Monday, June 7, 2021

Monterey? BTDT. Try Project Monterey.

Apple's announcement of the next version of macOS, Monterey, means my 2014 MacBook Air now gets to join my Quad G5 in the "not supported" category (not that I care, it's Mojave Forever). But it's a good reminder of the previous Project Monterey, a multicorporation attempt to make the One Unix To Bind Them All from IBM AIX, SCO (then the putative holders of the True Unix) and DYNIX/ptx that would run on the One Architecture To Bind Them All, IA-64 (a/k/a Itanium). In case you weren't yet with the new hotness, it would run on your old and busted 32-bit x86 hardware, too.

Today you'd laugh your fool head off at the very thought of "Itanic" taking over the world, but when it was announced in October 1998 Monterey was a credible threat. By having IBM, SCO, Sequent (which IBM bought) and Intel as backers its ascent to dominance seemed inevitable, and its ability to run on existing and future hardware along with the jackboots of AIX and the multiprocessing strength of Dynix was thought to be strongly appealing to high-end enterprise IT. (The issue of IBM's then-contemporary POWER server line and Intel's Pentium server offerings potentially in direct competition was handwaved away.) A long list of the usual hangers-on backed it at the time as well, including Acer, Compaq, Groupe Bull, Samsung and Unisys.

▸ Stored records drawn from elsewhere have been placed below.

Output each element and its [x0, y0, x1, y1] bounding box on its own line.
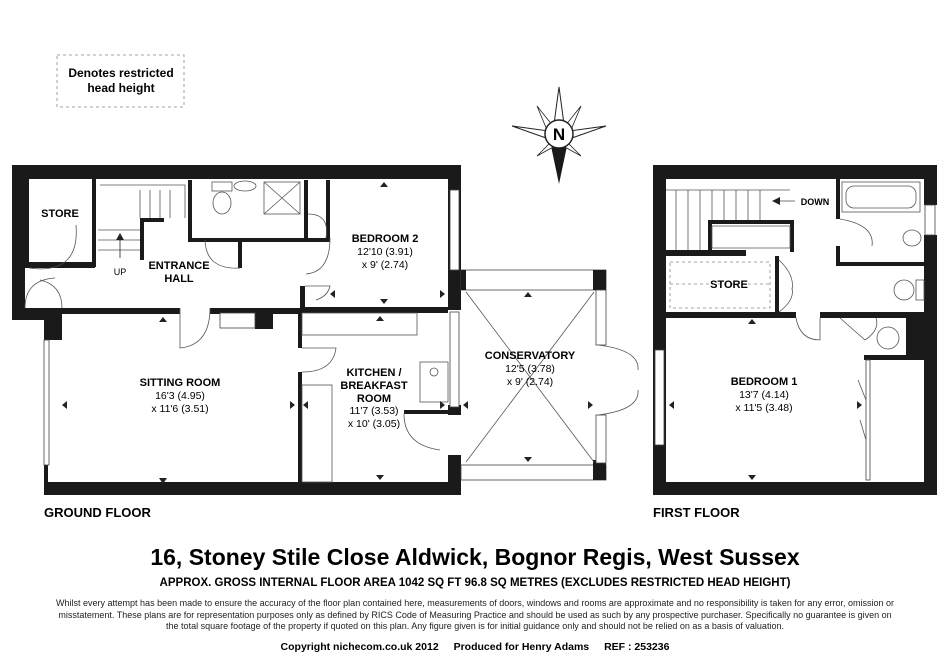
room-bedroom2-dim1: 12'10 (3.91) [357, 246, 413, 258]
stairs-up-label: UP [113, 267, 127, 277]
room-kitchen-dim1: 11'7 (3.53) [349, 405, 399, 417]
property-address: 16, Stoney Stile Close Aldwick, Bognor Regis, West Sussex [150, 544, 800, 570]
room-entrance-hall-label-2: HALL [164, 273, 194, 285]
ground-floor-plan [12, 165, 638, 495]
room-bedroom1-dim2: x 11'5 (3.48) [735, 402, 793, 414]
room-conservatory-dim2: x 9' (2.74) [506, 376, 554, 388]
room-kitchen-label-1: KITCHEN / [346, 367, 402, 379]
room-sitting-room-dim2: x 11'6 (3.51) [151, 403, 209, 415]
room-conservatory-label: CONSERVATORY [484, 350, 576, 362]
produced-for-text: Produced for Henry Adams [453, 641, 590, 653]
reference-text: REF : 253236 [604, 641, 670, 653]
copyright-text: Copyright nichecom.co.uk 2012 [280, 641, 439, 653]
disclaimer-text: Whilst every attempt has been made to ensure the accuracy of the floor plan contained here, measurements of doors, windows and rooms are approximate and no responsibility is taken for any error, omission or misstatement. These plans are for representation purposes only as defined by RICS Code of Measuring Practice and should be used as such by any prospective purchaser. Specifically no guarantee is given on the total square footage of the property if quoted on this plan. Any figure given is for initial guidance only and should not be relied on as a basis of valuation. [56, 598, 894, 631]
room-conservatory-dim1: 12'5 (3.78) [505, 363, 555, 375]
room-kitchen-label-2: BREAKFAST [340, 380, 408, 392]
legend-text-line1: Denotes restricted [68, 66, 174, 80]
first-floor-plan [653, 165, 937, 495]
first-floor-label: FIRST FLOOR [653, 505, 740, 520]
room-bedroom2-dim2: x 9' (2.74) [361, 259, 409, 271]
room-sitting-room-dim1: 16'3 (4.95) [155, 390, 205, 402]
compass-north-label: N [552, 125, 566, 144]
room-sitting-room-label: SITTING ROOM [139, 377, 221, 389]
room-bedroom2-label: BEDROOM 2 [351, 233, 419, 245]
legend-text-line2: head height [87, 81, 155, 95]
ground-floor-label: GROUND FLOOR [44, 505, 151, 520]
room-ff-store-label: STORE [710, 279, 748, 291]
floor-area-summary: APPROX. GROSS INTERNAL FLOOR AREA 1042 SQ FT 96.8 SQ METRES (EXCLUDES RESTRICTED HEAD HEIGHT) [159, 577, 791, 589]
stairs-down-label: DOWN [800, 197, 830, 207]
room-bedroom1-dim1: 13'7 (4.14) [739, 389, 789, 401]
legend [57, 55, 184, 107]
room-kitchen-label-3: ROOM [356, 393, 392, 405]
room-kitchen-dim2: x 10' (3.05) [347, 418, 401, 430]
room-store-label: STORE [41, 208, 79, 220]
room-bedroom1-label: BEDROOM 1 [730, 376, 798, 388]
footer [0, 641, 950, 653]
room-entrance-hall-label-1: ENTRANCE [148, 260, 210, 272]
compass-icon [512, 87, 606, 184]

The damn thing actually shipped, too, because most of it was based on already extant code. Project Monterey's first release was to essentially repackage AIX on POWER, and UnixWare 7 and DYNIX/ptx on x86; in 2000 the next wave and the "real" Project Monterey was AIX 5L for IA-64, which IBM actually sold on request and apparently had some small number of running systems in the wild.

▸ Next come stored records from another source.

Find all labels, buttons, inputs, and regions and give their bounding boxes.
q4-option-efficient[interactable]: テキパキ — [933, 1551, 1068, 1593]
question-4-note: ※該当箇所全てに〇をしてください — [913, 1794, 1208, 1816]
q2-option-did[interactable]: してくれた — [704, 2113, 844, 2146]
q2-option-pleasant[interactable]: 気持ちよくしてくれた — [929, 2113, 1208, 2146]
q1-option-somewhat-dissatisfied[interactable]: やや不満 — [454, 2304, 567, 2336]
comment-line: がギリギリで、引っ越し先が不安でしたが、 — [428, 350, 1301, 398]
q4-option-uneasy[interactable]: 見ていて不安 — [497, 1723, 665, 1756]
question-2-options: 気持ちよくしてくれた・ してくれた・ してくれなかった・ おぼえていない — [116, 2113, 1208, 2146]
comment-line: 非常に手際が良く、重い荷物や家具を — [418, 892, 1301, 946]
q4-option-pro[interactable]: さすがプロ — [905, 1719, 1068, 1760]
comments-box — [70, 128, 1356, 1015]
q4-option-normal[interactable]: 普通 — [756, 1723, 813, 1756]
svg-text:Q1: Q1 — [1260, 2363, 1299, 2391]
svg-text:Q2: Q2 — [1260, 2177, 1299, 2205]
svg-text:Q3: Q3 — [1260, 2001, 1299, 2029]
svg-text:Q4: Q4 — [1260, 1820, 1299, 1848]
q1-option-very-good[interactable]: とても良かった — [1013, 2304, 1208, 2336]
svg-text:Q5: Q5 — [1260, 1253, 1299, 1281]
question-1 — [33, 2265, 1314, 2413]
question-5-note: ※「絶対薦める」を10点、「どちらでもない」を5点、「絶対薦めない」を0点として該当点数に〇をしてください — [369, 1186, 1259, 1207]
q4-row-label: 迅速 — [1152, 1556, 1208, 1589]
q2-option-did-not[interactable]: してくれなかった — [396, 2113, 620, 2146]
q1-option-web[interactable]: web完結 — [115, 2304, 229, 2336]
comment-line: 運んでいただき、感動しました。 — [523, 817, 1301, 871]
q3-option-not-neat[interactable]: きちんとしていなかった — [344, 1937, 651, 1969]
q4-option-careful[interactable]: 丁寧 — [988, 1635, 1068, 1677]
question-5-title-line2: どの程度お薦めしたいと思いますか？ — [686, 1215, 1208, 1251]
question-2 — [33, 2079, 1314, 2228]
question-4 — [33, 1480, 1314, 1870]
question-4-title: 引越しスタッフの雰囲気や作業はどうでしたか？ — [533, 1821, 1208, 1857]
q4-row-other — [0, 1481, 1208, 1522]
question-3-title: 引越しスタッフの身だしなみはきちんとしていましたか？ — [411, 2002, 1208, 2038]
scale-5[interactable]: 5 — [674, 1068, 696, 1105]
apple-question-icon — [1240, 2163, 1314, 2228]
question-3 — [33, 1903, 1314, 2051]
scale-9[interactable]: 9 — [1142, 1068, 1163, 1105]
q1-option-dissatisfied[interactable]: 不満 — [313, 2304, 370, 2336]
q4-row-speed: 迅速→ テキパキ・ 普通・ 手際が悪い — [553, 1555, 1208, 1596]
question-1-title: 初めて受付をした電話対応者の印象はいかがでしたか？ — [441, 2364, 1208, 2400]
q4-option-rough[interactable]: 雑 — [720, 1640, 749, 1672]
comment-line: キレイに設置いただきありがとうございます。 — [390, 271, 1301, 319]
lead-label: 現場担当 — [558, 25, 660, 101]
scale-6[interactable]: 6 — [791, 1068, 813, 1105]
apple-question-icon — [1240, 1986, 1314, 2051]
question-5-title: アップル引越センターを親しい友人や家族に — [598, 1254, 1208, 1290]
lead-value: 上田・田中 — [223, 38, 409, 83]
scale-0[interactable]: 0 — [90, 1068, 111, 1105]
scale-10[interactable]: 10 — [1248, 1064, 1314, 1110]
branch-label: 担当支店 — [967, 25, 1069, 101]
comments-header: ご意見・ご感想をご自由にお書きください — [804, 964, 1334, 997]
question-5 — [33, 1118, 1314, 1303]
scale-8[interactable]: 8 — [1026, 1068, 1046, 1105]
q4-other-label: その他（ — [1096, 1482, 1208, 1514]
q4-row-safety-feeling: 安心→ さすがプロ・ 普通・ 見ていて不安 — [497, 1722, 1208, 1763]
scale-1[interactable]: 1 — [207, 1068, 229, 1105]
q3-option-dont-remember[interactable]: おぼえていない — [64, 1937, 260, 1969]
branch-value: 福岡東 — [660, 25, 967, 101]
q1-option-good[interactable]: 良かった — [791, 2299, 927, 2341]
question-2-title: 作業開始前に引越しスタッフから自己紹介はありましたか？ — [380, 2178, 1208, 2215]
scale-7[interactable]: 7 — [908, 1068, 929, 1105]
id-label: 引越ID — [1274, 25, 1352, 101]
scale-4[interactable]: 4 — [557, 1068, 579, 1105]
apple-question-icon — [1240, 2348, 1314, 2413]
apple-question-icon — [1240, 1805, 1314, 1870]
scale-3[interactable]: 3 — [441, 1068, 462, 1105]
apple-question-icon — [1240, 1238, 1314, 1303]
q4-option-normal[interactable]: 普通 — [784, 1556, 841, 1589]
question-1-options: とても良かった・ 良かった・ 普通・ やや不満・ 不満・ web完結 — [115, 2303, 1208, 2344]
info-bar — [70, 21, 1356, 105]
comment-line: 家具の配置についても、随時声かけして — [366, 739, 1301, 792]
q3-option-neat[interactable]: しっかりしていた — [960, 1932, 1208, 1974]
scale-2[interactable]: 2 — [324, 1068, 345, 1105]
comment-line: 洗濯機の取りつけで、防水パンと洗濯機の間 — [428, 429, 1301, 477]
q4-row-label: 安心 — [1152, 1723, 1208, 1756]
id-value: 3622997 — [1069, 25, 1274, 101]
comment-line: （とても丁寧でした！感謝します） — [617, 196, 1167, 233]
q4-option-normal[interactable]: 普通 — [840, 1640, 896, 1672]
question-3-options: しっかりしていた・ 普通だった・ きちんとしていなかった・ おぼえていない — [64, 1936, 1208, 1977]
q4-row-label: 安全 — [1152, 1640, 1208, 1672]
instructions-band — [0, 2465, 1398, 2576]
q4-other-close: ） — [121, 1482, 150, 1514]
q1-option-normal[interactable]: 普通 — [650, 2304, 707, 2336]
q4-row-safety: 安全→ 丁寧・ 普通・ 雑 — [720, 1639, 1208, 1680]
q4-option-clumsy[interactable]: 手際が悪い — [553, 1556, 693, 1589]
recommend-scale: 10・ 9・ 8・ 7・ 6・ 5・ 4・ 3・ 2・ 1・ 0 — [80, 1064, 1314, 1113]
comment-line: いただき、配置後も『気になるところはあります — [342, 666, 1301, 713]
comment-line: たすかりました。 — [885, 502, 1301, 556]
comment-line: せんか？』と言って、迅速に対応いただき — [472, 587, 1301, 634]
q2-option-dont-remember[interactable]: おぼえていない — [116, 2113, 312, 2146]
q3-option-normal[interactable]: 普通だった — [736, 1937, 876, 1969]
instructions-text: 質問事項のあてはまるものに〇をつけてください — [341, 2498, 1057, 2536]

Oddly, what doomed Project Monterey was Linux on IA-64, the so-called "Trillian Project" that emerged in mid-1999. Intel, always one to hedge its bets, was part of that effort along with Silicon Graphics, VA Linux and Hewlett-Packard, but most of the work was done by Cygnus before their eventual purchase by Red Hat. SGI and HP, of course, made their own Itanium machines; HP, to its current chagrin, still does. As if in response IBM promised Monterey would have strong Linux compatibility, but if you needed Linux compatibility as a primary feature, why not just run Linux? A Caldera executive was quoted in InfoWorld that year saying, "I would expect over the next one to two years [Linux for IA-64] will catch up and in some cases exceed Monterey, for no other reason than the sheer number of people contributing to Linux."

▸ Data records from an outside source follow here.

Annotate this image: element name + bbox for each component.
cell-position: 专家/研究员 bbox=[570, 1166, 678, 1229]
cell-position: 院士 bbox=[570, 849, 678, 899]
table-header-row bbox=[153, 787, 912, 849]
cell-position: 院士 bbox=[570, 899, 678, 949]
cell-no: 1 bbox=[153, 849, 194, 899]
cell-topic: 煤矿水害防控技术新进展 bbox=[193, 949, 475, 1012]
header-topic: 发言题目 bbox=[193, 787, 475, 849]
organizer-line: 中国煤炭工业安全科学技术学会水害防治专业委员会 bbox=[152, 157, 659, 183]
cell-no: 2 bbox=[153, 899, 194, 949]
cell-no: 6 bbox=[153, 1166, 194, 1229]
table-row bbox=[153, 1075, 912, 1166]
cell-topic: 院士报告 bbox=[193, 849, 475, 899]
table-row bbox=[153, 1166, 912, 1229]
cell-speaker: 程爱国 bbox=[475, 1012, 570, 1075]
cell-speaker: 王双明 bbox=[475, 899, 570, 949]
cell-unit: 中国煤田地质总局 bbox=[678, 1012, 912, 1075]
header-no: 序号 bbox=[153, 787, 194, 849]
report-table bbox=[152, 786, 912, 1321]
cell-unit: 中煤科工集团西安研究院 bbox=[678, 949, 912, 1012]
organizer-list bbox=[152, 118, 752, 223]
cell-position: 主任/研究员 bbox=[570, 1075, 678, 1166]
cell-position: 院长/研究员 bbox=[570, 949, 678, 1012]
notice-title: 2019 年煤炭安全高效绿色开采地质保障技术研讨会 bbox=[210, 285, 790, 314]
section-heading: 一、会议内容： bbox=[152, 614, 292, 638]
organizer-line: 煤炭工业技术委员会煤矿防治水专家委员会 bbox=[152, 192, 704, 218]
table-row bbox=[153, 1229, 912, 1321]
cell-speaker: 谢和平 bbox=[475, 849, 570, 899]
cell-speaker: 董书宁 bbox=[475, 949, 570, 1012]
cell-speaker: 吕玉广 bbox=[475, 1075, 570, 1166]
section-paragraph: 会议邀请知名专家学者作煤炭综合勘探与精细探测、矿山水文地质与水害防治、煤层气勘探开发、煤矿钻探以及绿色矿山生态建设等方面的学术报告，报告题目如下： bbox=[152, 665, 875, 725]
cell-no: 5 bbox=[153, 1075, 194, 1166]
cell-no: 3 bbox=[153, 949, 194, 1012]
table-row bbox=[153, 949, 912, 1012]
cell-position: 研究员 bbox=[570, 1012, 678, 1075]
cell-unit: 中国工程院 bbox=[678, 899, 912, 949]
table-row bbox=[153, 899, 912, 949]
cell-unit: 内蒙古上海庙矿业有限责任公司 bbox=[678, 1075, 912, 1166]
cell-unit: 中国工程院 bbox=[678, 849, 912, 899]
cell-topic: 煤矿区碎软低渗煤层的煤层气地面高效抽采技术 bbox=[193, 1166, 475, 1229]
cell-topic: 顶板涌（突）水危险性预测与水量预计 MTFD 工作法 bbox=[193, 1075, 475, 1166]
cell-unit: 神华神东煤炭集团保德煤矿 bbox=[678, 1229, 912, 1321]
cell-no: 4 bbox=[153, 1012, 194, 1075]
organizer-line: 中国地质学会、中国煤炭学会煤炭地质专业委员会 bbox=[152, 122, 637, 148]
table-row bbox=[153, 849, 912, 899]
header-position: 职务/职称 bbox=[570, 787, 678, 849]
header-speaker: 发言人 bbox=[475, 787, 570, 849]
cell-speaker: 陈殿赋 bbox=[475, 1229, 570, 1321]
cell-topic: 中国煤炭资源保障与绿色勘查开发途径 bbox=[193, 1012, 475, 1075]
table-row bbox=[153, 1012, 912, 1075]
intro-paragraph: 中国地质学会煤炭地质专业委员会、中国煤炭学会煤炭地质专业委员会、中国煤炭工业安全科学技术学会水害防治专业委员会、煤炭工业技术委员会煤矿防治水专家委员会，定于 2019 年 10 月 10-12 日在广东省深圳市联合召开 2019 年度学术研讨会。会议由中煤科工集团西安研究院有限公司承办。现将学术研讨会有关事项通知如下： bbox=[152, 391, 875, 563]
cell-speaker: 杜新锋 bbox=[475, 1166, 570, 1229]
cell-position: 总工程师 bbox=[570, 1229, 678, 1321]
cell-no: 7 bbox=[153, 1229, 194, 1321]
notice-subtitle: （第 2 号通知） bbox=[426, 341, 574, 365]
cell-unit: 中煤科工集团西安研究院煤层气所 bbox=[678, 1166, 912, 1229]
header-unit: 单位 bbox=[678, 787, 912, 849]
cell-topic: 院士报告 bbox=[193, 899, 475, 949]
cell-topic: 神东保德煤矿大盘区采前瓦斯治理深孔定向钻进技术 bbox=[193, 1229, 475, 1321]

And, well, that's exactly what happened; Itanium outlasted Monterey, and Monterey went down in flames. IBM sold less than 50 licenses by the time Monterey was quietly shot in the head in 2003, though some sources say IBM had already pulled out as early as 2001. Its breakdown directly led to the SCO vs IBM lawsuit in which SCO went bankrupt and in a related case was found never to have had the Unix license to grant to IBM in the first place. Itanium, for its part, will cease shipments a little over a month from now on July 29, 2021.

Somehow I just don't see this Monterey being that interesting.